CFM92130 - Debt cap: intra-group short-term debt: examples of arrangements without a long-term funding purpose
This guidance applies to worldwide group periods of account ending before or straddling 1 April 2017.
Cases where it is likely to be possible to make an election under section 319
Example 1
A funding requirement should not be prevented from being short-term merely because it is likely that the same short-term requirement is likely to recur periodically.
For example, suppose a company has a seasonal trade and borrows to pay its wages bill. Most of its trade receipts arise in the second part of the year, during which it is able to repay the loan. It is likely that the same pattern will be followed each year. Each borrowing is a short-term loan relationship, provided that it satisfies one of the conditions in TIOPA10/S321.
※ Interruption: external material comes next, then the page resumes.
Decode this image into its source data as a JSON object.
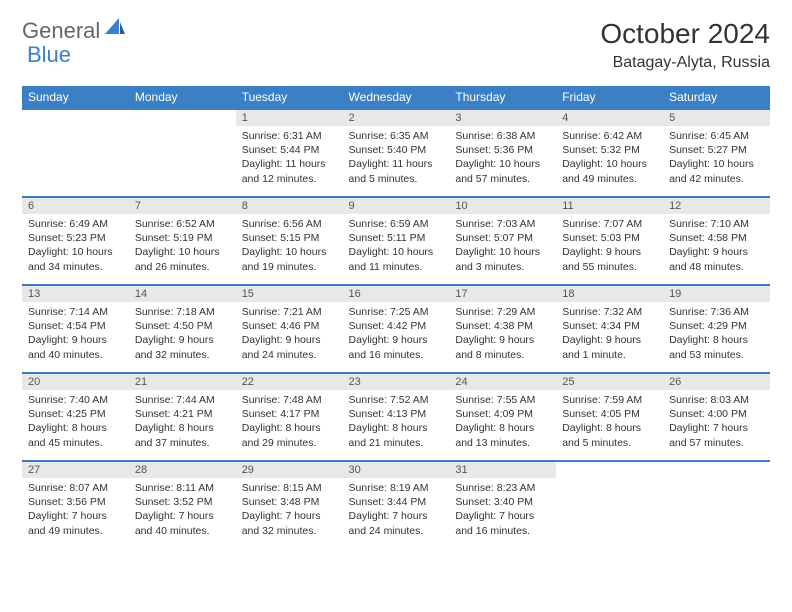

This can be distinguished from example 2 at CFM92120 where a dividend is received but the funds will be used to pay a dividend, because in this case the company repays the debt from its trading receipts and the obligation to borrow in the following year arises out of the following year’s trading. It is not reasonable here to regard the trade receipts as being only temporarily available.
Example 2
A company wishes to pay a dividend but lacks cash necessary to do so. It anticipates that the cash will become available within 12 months and so takes on an intra group loan on 364-day repayment terms to fund the dividend. In fact, due to poorer than expected trading performance, it needs to take on another short-term loan to repay the first one when it becomes due, but the further loan is repaid within 6 months from funds generated from trading operations. In this case the fact that the funding requirement actually persisted for more than 12 months does not prevent this from being a short-term funding purpose, because of the reasonably held initial expectation that it would be repaid inside 12 months. Both the first and second loans may be regarded as short-term loan relationships.
Example 3
A company borrows to purchase a capital asset and its cashflow projections show that it is likely to be able to repay the debt within a year. So it borrows on a short-term basis. It repays the loan within the year, but borrows again on a short-term basis to fund a dividend, also based on cashflow forecasts that anticipate repayment within 12 months. These are two separate short-term funding requirements. If each loan meets one of the section 321 conditions, neither is debarred from being a short-term loan relationship by regulation 3 of SI2009/3313.